Люди выходили со спектакля благодарные. Самые нарядные женщины утирали слёзы. На выходе из зала в фойе стояла театральная бабушка, которая перед началом спектакля продавала программки. Она гордо улыбалась, будто сама сыграла все роли, и заглядывала выходящим в глаза, питаясь их восторгом и своей причастностью к произошедшему. Одной особо нарядной даме она сказала: «Ну как вам сегодня наша Людочка, а?!» Дама только повертела головой, пожала плечами и развела ручками в знак полнейшего и безусловного согласия.
В гардеробе в очереди я слышал обрывки обсуждений. Люди смаковали детали. Говорили негромко.
Вытекали зрители из театра притихшие и, только вдохнув свежего воздуха, городского шума, начинали говорить в полный голос.
Я был потрясён и сокрушительно озадачен. Чем? Да исключительно тем, что я никому в театре не поверил. Ни актёрам на сцене, ни тем более зрителям и их восторгу. Я видел, видел отчётливо, что одни сыграли пьесу, другие сыграли восторг. Обе стороны остались довольны друг другом. А я не мог понять, зачем это было всем нужно. Мне стало не по себе от того, что я один видел происходившее в театре как какой-то таинственный и безумный сговор или как массовое помешательство.
Я не верил и не мог поверить, что то, что происходило на сцене, может нравиться. Это не могло нравиться никому! Если бы я вышел с оперы или с балета в толпе восторженных знатоков, я, наверное, верил бы восторгу других, зная, что сам ничего не смыслю в увиденном и услышанном, как не понимаю и не могу понять лекцию по микробиологии. В том же, что я видел на сцене Кемеровского областного театра нечего было понимать. Всё там было сделано и исполнено плохо, глупо и бессмысленно.
Когда я встречался с тем, что люди слушают плохую музыку, я возмущался, но верил людям. Девочки слушали в основном всякую дрянь, дедушка любил цыганские романсы в исполнении артистов театра «Ромэн», друзья родителей и сами родители могли не без удовольствия слушать шлягеры отечественных эстрадных исполнителей, любимый дядя был в восторге от блатных песен, сам был не прочь взять гитару и что-то ужасное исполнить к восторгу всех родственников.
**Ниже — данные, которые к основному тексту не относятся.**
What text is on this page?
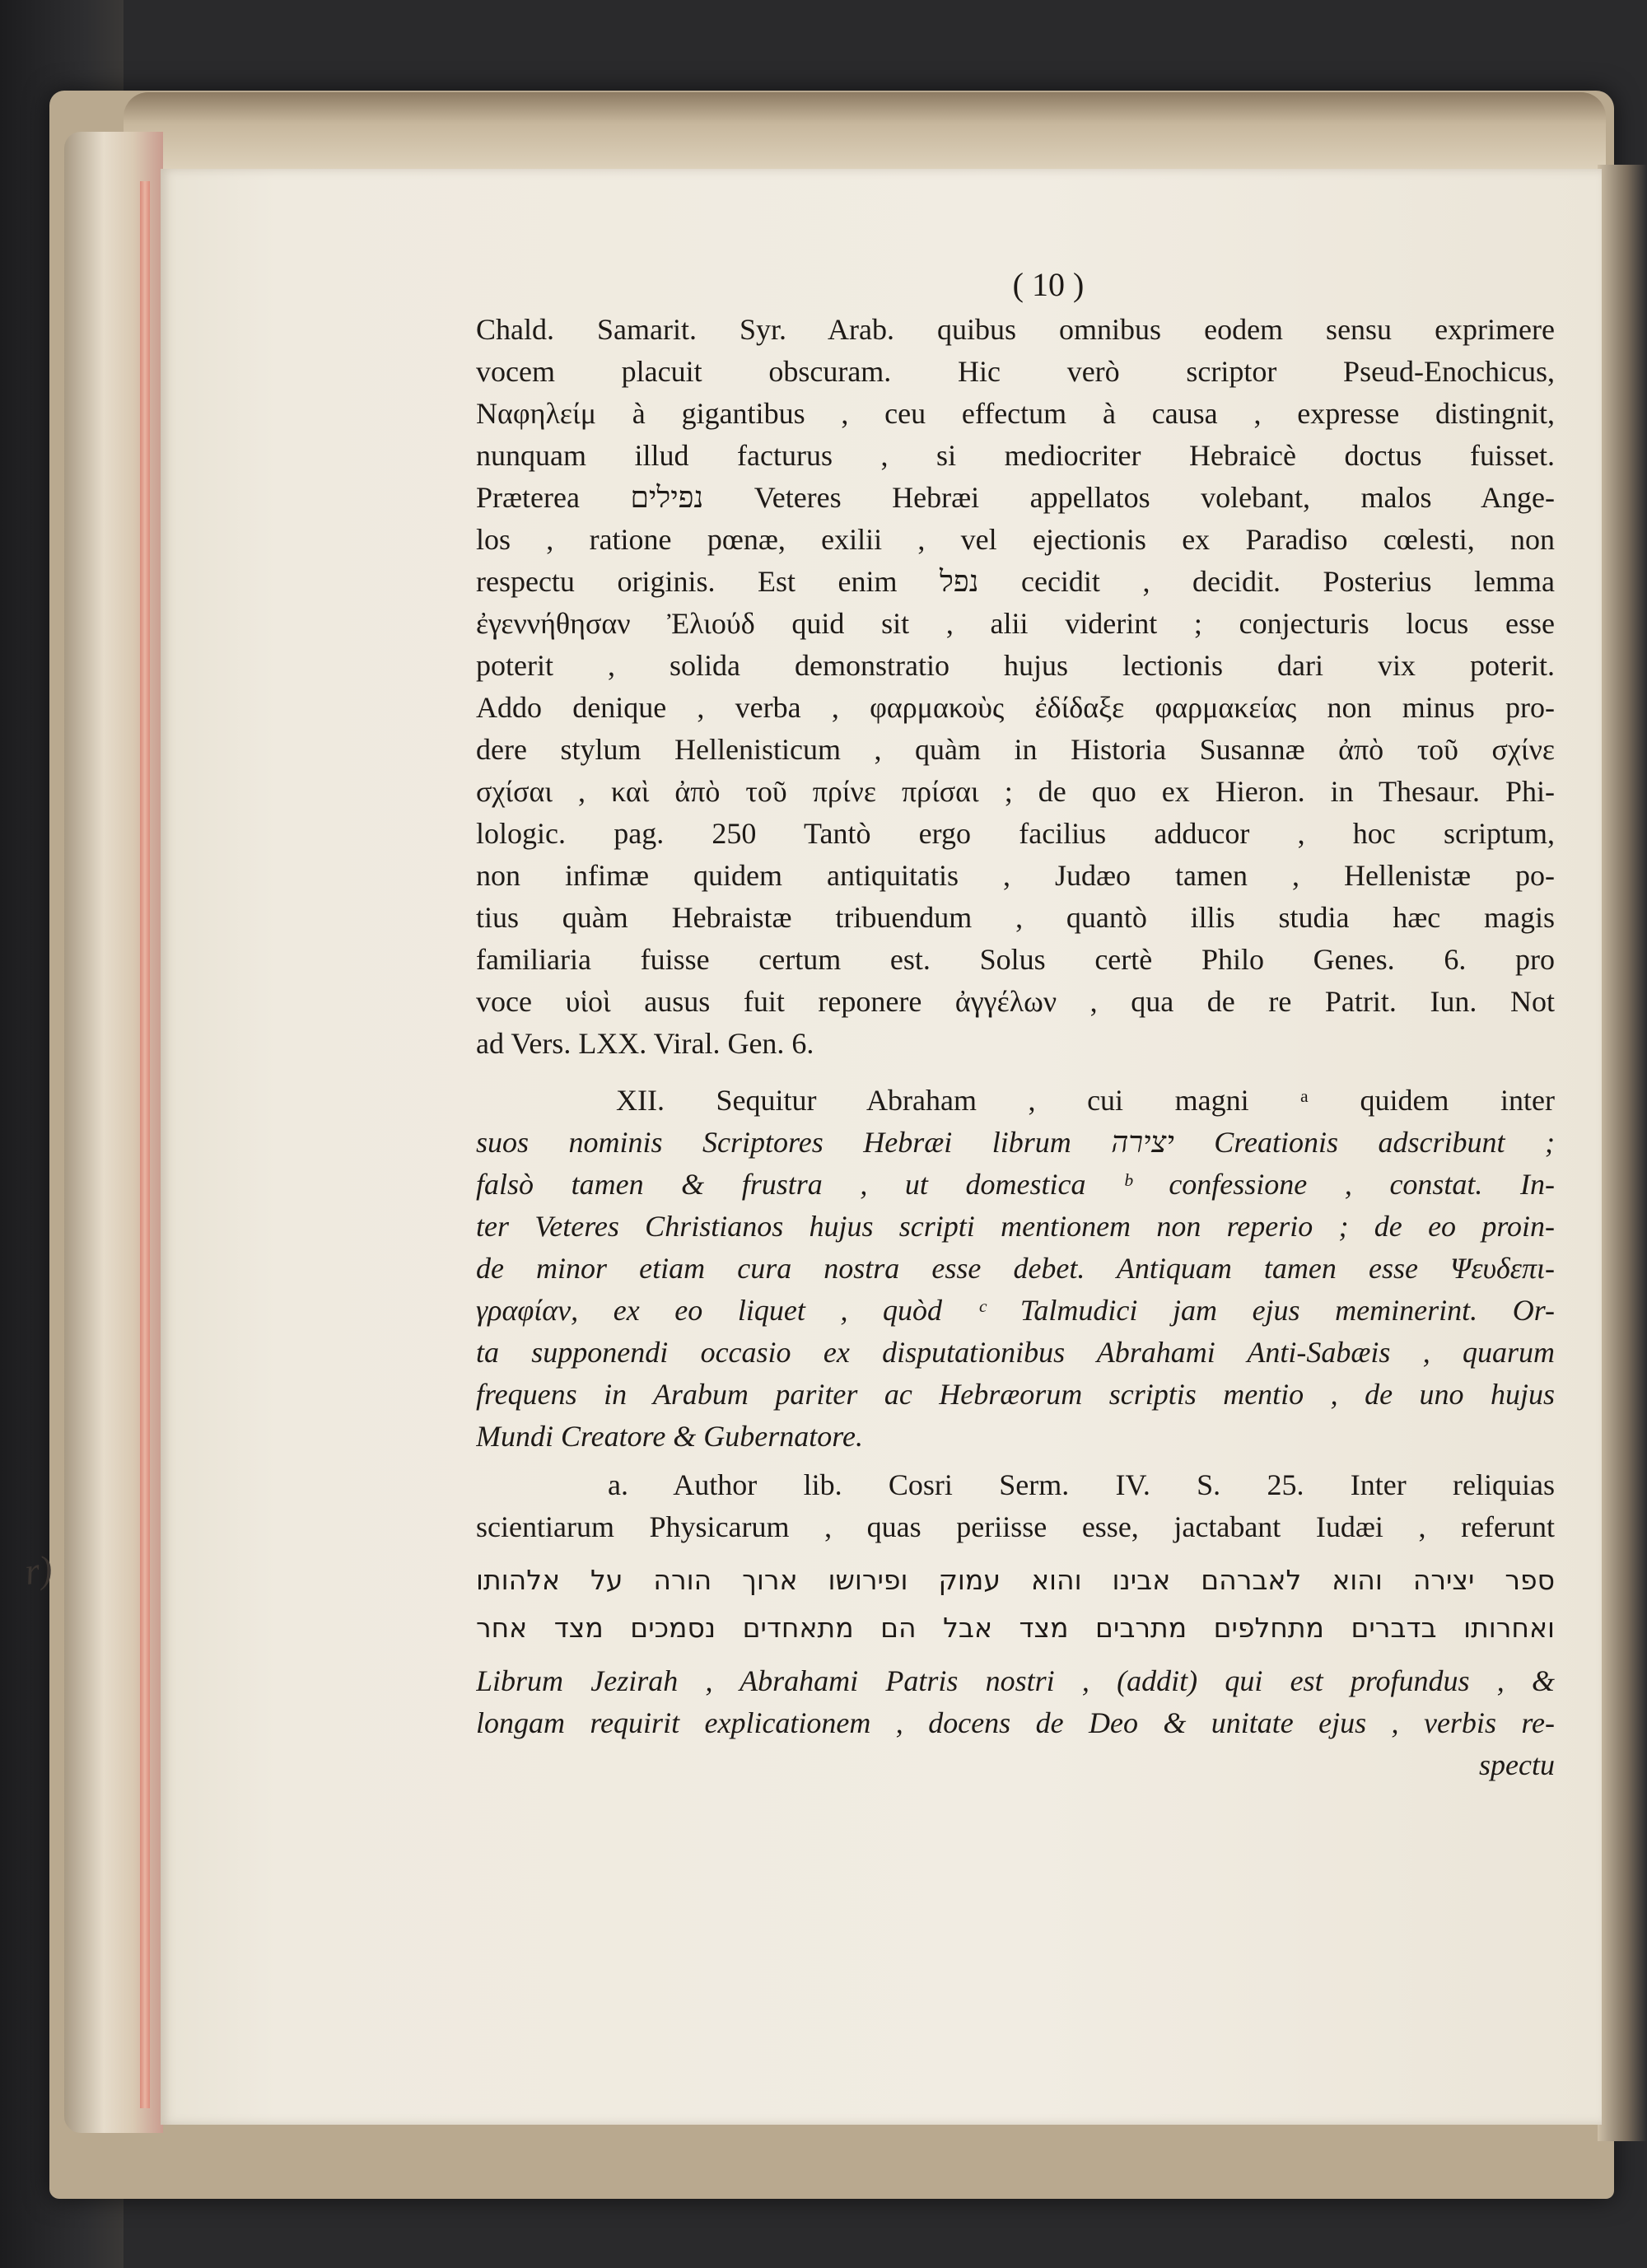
r)
( 10 )
Chald. Samarit. Syr. Arab. quibus omnibus eodem sensu exprimere
vocem placuit obscuram. Hic verò scriptor Pseud-Enochicus,
Ναφηλείμ à gigantibus , ceu effectum à causa , expresse distingnit,
nunquam illud facturus , si mediocriter Hebraicè doctus fuisset.
Præterea נפילים Veteres Hebræi appellatos volebant, malos Ange-
los , ratione pœnæ, exilii , vel ejectionis ex Paradiso cœlesti, non
respectu originis. Est enim נפל cecidit , decidit. Posterius lemma
ἐγεννήθησαν Ἐλιούδ quid sit , alii viderint ; conjecturis locus esse
poterit , solida demonstratio hujus lectionis dari vix poterit.
Addo denique , verba , φαρμακοὺς ἐδίδαξε φαρμακείας non minus pro-
dere stylum Hellenisticum , quàm in Historia Susannæ ἀπὸ τοῦ σχίνε
σχίσαι , καὶ ἀπὸ τοῦ πρίνε πρίσαι ; de quo ex Hieron. in Thesaur. Phi-
lologic. pag. 250 Tantò ergo facilius adducor , hoc scriptum,
non infimæ quidem antiquitatis , Judæo tamen , Hellenistæ po-
tius quàm Hebraistæ tribuendum , quantò illis studia hæc magis
familiaria fuisse certum est. Solus certè Philo Genes. 6. pro
voce υἱοὶ ausus fuit reponere ἀγγέλων , qua de re Patrit. Iun. Not
ad Vers. LXX. Viral. Gen. 6.
XII. Sequitur Abraham , cui magni ᵃ quidem inter
suos nominis Scriptores Hebræi librum יצירה Creationis adscribunt ;
falsò tamen & frustra , ut domestica ᵇ confessione , constat. In-
ter Veteres Christianos hujus scripti mentionem non reperio ; de eo proin-
de minor etiam cura nostra esse debet. Antiquam tamen esse Ψευδεπι-
γραφίαν, ex eo liquet , quòd ᶜ Talmudici jam ejus meminerint. Or-
ta supponendi occasio ex disputationibus Abrahami Anti-Sabæis , quarum
frequens in Arabum pariter ac Hebræorum scriptis mentio , de uno hujus
Mundi Creatore & Gubernatore.
a. Author lib. Cosri Serm. IV. S. 25. Inter reliquias
scientiarum Physicarum , quas periisse esse, jactabant Iudæi , referunt
ספר יצירה והוא לאברהם אבינו והוא עמוק ופירושו ארוך הורה על אלהותו
ואחרותו בדברים מתחלפים מתרבים מצד אבל הם מתאחדים נסמכים מצד אחר
Librum Jezirah , Abrahami Patris nostri , (addit) qui est profundus , &
longam requirit explicationem , docens de Deo & unitate ejus , verbis re-
spectu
Мне всё это не нравилось категорически, но я верил, что это может нравиться. Верил! В театре я не поверил никому. Не поверил людям, которые аплодировали стоя. Не поверил тем, кто на сцене делал свою работу с видимым удовольствием. Не поверил, потому что такое не должно было нравиться никому.
Я ехал автобусом домой после спектакля в очень тяжёлом и подавленном состоянии.
Когда меня не понимали одноклассники – это было одно. А тут я сам не понимал и не верил сотням взрослых людей.